Confesso que, apesar do nome, nunca desconfiei que Sayad Kashua fosse árabe. Faz tempo que leio os seus textos no Jornal Haaretz, mas nunca desconfiei que fosse árabe. Satírico, inteligente, dono de um hebraico que muitas vezes me obrigava a esforçar-me para entendê-lo, é escritor consagrado, premiado, formado em filosofia e artes, em Israel, sempre me pareceu um israelense grande contador de estórias. Falava de viagens, aldeia do pai, comidas, crianças, dos bons tempos de vida simples, isto quando Israel ainda não tinha naufragado na onda neoliberal ( o comentário é meu, não vão vocês pensar que se trata de um esquerdista radical) , todos os assuntos que fazem dele um cronista de primeira linha. Bem que ele se disfarçou de judeu durante anos, estudou em colégios judaicos, mora em Jerusalém num edifício sem vizinhos árabes, fez tudo direitinho até que pirou. Outro dia declarou que tinha pirado. Que sua mulher estava achando que ficou paranoico por que vivia com medo que matassem as suas filhas depois que começaram as manifestações contra árabes em Jerusalém. Não as deixava mais sair de suas casas. Proibiu a mais velha de frequentar festas e não permitiu que caçula saísse para a colônia de férias de verão. Em Israel agora é verão.

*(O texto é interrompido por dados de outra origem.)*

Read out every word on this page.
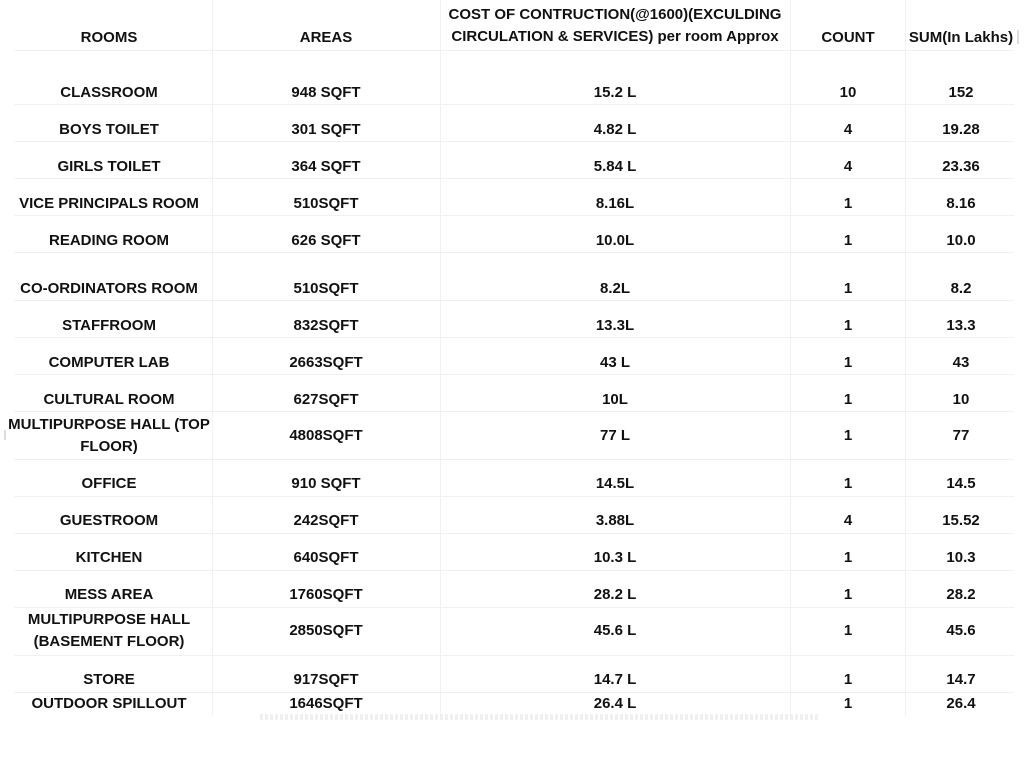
ROOMS	AREAS
COST OF CONTRUCTION(@1600)(EXCULDING
CIRCULATION & SERVICES) per room Approx	COUNT	SUM(In Lakhs)
CLASSROOM	948 SQFT	15.2 L	10	152
BOYS TOILET	301 SQFT	4.82 L	4	19.28
GIRLS TOILET	364 SQFT	5.84 L	4	23.36
VICE PRINCIPALS ROOM	510SQFT	8.16L	1	8.16
READING ROOM	626 SQFT	10.0L	1	10.0
CO-ORDINATORS ROOM	510SQFT	8.2L	1	8.2
STAFFROOM	832SQFT	13.3L	1	13.3
COMPUTER LAB	2663SQFT	43 L	1	43
CULTURAL ROOM	627SQFT	10L	1	10
MULTIPURPOSE HALL (TOP
FLOOR)
4808SQFT	77 L	1	77
OFFICE	910 SQFT	14.5L	1	14.5
GUESTROOM	242SQFT	3.88L	4	15.52
KITCHEN	640SQFT	10.3 L	1	10.3
MESS AREA	1760SQFT	28.2 L	1	28.2
MULTIPURPOSE HALL
(BASEMENT FLOOR)
2850SQFT	45.6 L	1	45.6
STORE	917SQFT	14.7 L	1	14.7
OUTDOOR SPILLOUT	1646SQFT	26.4 L	1	26.4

No ultimo dia três escreveu uma crônica de despedida. Desistiu. Parece que vai morar em Londres a convite de alguma faculdade. Faltava um mês, mas com medo dos foguetes resolveu fugir. Agora, além de não sair de casa, ele se esconde junto às filhas num quarto fora da linha de tiro do ultimo foguete que caiu perto do seu prédio. Pirado como está, e sem esperança nos políticos, vejam só, concebeu esta prece no final da ultima crônica. Resolvi traduzi-la. Quem sabe ajuda aos radicais de todos os lados e tendências a acreditar que o convívio entre diferenças e possível e vale a pena. Os judeus crentes que por ventura lerem este texto vale notar que, apesar de árabe, usa o termo Elohim para falar com deus. Ah, já ia esquecendo, é ateu como todo bom judeu. Antes que me ofendam, em grego ateu quer dizer sem deus: um homem responsável por seus atos. Um bom judeu como aprendi com Emanuel Lévinas.
“Olá deus Elohim, de repente me encontrei rezando pela primeira vez naquela noite. Por favor, deus. Eu imploro diante de você para que não haja mais mortos. Por favor, Elohim, faça com que tudo isto acabe imediatamente. Por favor, eu suplico. Faça com que judeus os pensem nas crianças de Gaza que recebem foguetes de verdade sobre as suas cabeças. Por favor, que em Israel entendam que em Gaza residem pessoas sem esperança, que suas vidas quase não podem ser chamadas por este nome. Por favor, que em Israel saibam que ali reside um povo oprimido que vê Israel como a razão dos seus sofrimentos. Elohim faça, por favor, com que os palestinos em Gaza parem de lançar foguetes, desistam de slogans vitoriosos, sem conteúdo, vazios. Eu sei que o caminho de agora não vai adiantar, que vem sendo tentado há anos nos territórios palestinos e o resultado tem sido inverso, sempre.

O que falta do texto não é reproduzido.